O vulcão Adamastor (terceira parte)
Afonso Loureiro
O presente artigo, por ser muito extenso, foi dividido em várias partes. Esta é a terceira e última. A primeira pode ser lida aqui e a segunda aqui.
A história foi interrompida quando se ponderava se haveria algum vulcão em actividade em meados do séc. XVI capaz de inspirar a descrição do gigante Adamastor, o guardião do Cabo das Tormentas. Vários vulcões foram analisados e excluídos. Merapi, Rajabasa, Kelud e Krakatoa estiveram em erupção na época certa, mas a sua localização não se adequa à biografia de Camões.

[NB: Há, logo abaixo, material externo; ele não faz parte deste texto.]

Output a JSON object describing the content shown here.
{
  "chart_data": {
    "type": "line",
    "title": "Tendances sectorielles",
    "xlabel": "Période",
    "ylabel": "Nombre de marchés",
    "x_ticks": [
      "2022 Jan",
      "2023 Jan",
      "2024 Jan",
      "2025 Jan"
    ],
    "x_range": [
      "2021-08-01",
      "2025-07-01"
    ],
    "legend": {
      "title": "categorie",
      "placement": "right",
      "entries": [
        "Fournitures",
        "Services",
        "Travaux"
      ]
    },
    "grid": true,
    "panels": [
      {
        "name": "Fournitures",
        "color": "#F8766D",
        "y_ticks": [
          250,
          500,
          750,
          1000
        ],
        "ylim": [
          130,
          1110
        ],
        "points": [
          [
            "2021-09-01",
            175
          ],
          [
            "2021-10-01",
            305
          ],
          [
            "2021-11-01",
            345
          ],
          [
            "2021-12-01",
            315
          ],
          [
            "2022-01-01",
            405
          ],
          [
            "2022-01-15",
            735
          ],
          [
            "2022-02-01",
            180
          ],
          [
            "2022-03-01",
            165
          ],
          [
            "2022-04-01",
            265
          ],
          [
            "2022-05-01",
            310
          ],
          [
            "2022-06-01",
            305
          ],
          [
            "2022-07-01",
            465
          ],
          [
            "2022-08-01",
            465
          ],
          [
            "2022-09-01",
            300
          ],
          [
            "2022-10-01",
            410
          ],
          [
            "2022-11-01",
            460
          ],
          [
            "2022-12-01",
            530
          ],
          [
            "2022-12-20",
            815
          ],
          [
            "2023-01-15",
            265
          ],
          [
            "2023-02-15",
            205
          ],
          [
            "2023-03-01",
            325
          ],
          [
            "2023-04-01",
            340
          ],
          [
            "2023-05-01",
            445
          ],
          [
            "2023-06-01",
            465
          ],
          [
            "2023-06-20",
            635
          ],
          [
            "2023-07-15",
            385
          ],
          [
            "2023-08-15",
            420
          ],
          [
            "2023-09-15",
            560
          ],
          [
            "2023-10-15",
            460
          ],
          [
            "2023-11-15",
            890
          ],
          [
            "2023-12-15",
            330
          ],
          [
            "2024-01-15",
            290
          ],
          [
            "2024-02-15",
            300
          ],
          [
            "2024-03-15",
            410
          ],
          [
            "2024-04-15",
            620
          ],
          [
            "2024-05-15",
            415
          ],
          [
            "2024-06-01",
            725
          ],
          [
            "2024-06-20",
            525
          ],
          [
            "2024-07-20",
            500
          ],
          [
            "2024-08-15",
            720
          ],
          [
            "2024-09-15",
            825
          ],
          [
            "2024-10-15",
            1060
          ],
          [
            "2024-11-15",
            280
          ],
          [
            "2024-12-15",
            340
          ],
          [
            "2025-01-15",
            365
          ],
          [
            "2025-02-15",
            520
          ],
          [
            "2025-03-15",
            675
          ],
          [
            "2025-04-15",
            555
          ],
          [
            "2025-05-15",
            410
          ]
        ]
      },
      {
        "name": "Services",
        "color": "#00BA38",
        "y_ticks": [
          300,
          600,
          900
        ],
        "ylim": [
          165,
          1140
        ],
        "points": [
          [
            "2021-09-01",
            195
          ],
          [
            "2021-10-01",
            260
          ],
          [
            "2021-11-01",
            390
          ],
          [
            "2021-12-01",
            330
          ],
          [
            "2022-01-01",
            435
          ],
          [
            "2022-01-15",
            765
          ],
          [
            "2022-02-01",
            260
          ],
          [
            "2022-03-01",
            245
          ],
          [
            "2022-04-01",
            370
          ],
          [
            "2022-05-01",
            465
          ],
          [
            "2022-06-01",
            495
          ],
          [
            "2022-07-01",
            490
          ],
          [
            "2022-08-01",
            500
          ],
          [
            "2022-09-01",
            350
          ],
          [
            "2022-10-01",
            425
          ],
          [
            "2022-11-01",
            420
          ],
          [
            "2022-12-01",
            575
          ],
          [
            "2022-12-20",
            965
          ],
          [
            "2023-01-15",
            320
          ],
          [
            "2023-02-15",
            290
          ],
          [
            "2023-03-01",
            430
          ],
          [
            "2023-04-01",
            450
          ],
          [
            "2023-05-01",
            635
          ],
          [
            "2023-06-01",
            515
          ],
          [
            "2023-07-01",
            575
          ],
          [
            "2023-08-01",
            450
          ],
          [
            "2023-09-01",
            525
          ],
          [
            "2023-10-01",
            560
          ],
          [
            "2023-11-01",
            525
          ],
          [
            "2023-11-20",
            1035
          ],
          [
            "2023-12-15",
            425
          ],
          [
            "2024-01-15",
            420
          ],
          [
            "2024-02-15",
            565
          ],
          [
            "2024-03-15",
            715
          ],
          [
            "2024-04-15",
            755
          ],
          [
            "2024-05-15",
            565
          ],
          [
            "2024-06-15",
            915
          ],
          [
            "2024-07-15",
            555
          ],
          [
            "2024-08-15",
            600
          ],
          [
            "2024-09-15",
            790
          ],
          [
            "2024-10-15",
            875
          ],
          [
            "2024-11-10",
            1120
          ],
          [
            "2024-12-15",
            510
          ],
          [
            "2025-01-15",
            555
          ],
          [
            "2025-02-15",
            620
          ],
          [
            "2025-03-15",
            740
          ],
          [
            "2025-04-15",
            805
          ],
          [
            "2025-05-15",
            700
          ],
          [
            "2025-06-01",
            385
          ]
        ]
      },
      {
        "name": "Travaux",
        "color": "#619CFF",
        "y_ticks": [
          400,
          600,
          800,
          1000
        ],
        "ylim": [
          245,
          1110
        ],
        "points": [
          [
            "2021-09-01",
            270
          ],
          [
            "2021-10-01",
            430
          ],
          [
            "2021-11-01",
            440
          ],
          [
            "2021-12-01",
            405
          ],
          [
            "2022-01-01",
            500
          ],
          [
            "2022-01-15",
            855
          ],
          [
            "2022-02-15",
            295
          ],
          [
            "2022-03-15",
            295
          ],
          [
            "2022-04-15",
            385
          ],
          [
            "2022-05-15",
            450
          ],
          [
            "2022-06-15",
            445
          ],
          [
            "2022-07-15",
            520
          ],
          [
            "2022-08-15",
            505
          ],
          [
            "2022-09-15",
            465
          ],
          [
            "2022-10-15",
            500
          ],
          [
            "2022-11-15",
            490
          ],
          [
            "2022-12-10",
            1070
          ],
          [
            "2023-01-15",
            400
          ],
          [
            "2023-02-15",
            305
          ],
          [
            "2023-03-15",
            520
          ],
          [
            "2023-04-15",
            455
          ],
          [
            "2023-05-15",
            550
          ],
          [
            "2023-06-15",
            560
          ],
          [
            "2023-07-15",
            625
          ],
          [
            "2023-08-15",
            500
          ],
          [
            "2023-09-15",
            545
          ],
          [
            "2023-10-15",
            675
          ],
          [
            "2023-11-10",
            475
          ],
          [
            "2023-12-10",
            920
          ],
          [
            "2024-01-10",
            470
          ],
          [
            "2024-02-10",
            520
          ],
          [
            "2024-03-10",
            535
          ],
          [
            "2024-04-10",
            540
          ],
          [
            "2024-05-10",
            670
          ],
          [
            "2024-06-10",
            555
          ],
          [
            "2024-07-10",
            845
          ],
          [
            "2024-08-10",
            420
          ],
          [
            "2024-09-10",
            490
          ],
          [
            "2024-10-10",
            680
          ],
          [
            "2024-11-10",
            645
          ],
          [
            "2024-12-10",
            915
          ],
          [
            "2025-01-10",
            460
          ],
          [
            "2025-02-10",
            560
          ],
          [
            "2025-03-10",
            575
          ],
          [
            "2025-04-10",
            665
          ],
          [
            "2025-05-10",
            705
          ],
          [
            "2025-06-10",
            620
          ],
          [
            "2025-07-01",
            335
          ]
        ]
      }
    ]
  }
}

É precisamente nas ilhas Molucas que encontramos o candidato mais provável para um vulcão capaz de inspirar Camões na sua descrição do gigante Adamastor e da sua força telúrica. A fortaleza de Ternate foi construída à sombra do vulcão Gamalama, que sofreu uma violenta erupção em 1561, com nuvens de cinza, abalos e explosões ruidosas e derramamento de lava no mar. Mesmo que Camões não a tenha presenciado directamente, o que é provável uma vez que, em 1560, naufragou na foz do Mekong, nas costas do actual Camboja, regressando a Goa em 1561, a importância do lugar certamente lhe terá feito chegar relatos fidedignos da mesma. Por esta altura já tinha escrito a epopeia e, reza a lenda, terá nadado com um só braço para salvar o manuscrito de se perder no mar, mas também é certo que lhe daria os últimos retoques em Moçambique, alguns anos depois.
«Assi contava, e c’um medonho choro
Súbito d’ante os olhos se apartou
Desfez-se a nuvem negra, e c’um sonoro
Bramido muito longe o mar soou.
Eu, levantando as mãos ao santo coro
Dos Anjos, que tão longe nos guiou,
A Deus pedi que removesse os duros
Casos que Adamastor contou futuros.»Os Lusíadas, Canto Quinto, estrofe 60 (o desaparecimento do Adamastor)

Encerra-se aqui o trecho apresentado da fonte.